After graduating high school, Meyer had his first of four children and Neumann went to the University of Guelph to get his undergraduate degree in international development.
They didn’t talk too much about Neumann’s professional life as they got older, but Connor Crickmore, who also grew up with Neumann, said he was one smart cookie.
“He was really smart and definitely demonstrated that at Guelph University,” Crickmore said in an email.
He pointed out that Neumann was on the dean’s list at Guelph.
Crickmore remembers growing up and hanging around town with Neumann.
“He was always trying to make others around him smile and laugh,” he said.
Meyer and Worthy said the same of the ginger go-getter.
In a moment of levity, Worthy described her son as a “good-bad boy” and “extremely funny.”
For Meyer, there was something about the relationship between the mother and son he’ll never forget.
“I’m gonna miss him for his mom,” Meyer said, recalling “the way that she would smile when he walked into the room.”
“I got four kids. When they walk into the room my eyes light up too.”
Meyer feels a connection to Worthy as well, describing her as his “second mom.”
When he was about nine, Meyer’s parents got divorced and he took shelter from the turmoil at Neumann’s home.
“It was nice. It was comforting to have someone like Liam,” he said. “He knew how it was and how it felt.”
Worthy and her husband Ron Neumann had divorced when the boys were about five, Meyer said.
Meyer remembers most how they bonded over sports, spending hours playing basketball together.
“He always won. He was way better,” he said.
In 2000, before they went off to high school, they played on a hockey team together and won a tournament in Buffalo, with Meyer on defence and Neumann playing forward.
“This is going back like 23 years, right,” Meyer said, guessing he was about 12 at the time.
Over the last seven years, Neumann had been inseparable from his dog Brody and the day he went missing, he was rafting with Brody in the St. Catharines creek.

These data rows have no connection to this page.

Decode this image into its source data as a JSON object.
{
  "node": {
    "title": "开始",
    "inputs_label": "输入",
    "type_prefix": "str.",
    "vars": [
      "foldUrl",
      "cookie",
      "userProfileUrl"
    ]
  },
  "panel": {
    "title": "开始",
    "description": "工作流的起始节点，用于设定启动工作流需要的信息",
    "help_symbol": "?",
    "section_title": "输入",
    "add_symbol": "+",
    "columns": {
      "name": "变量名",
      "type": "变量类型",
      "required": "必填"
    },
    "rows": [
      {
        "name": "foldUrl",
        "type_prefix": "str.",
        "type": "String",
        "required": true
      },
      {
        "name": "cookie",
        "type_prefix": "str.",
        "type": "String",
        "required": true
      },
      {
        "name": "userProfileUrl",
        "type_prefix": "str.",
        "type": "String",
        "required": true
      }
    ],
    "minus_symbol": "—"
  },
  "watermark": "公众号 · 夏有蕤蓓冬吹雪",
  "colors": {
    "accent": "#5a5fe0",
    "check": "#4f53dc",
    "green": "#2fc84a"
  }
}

They came upon rough waters where the creek bends near Hillcrest Avenue in St. Catharines.
After paddling toward shore and climbing out, Meyer said Neumann got out to pull the raft the rest of the way.
In the process he lost the raft and slipped in trying to retrieve the raft and his dog.

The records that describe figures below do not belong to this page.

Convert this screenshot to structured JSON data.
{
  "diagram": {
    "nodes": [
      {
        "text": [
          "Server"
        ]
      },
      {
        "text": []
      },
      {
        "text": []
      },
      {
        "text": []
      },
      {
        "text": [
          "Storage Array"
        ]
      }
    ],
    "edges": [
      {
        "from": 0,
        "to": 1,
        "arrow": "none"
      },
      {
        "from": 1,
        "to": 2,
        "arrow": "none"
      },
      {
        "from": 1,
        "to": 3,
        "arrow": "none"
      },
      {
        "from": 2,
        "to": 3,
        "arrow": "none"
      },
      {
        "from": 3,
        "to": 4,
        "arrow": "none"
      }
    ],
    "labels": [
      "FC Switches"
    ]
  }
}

“He loved his dog more than the world,” Meyer said. “They travelled all over the world.”
When Neumann moved to West Africa after university, Brody went with him.
Like Neumann, Brody is a “feisty” little guy, protective of his companion.
Meyer said he’d heard stories of Brody scaring off crocodiles and lions while the two camped out in Africa.
“They just had such a great connection.”
Meyer said you learn a lot about yourself when someone you care about dies.
“Tomorrow isn’t promised. Live today, for today,” he said.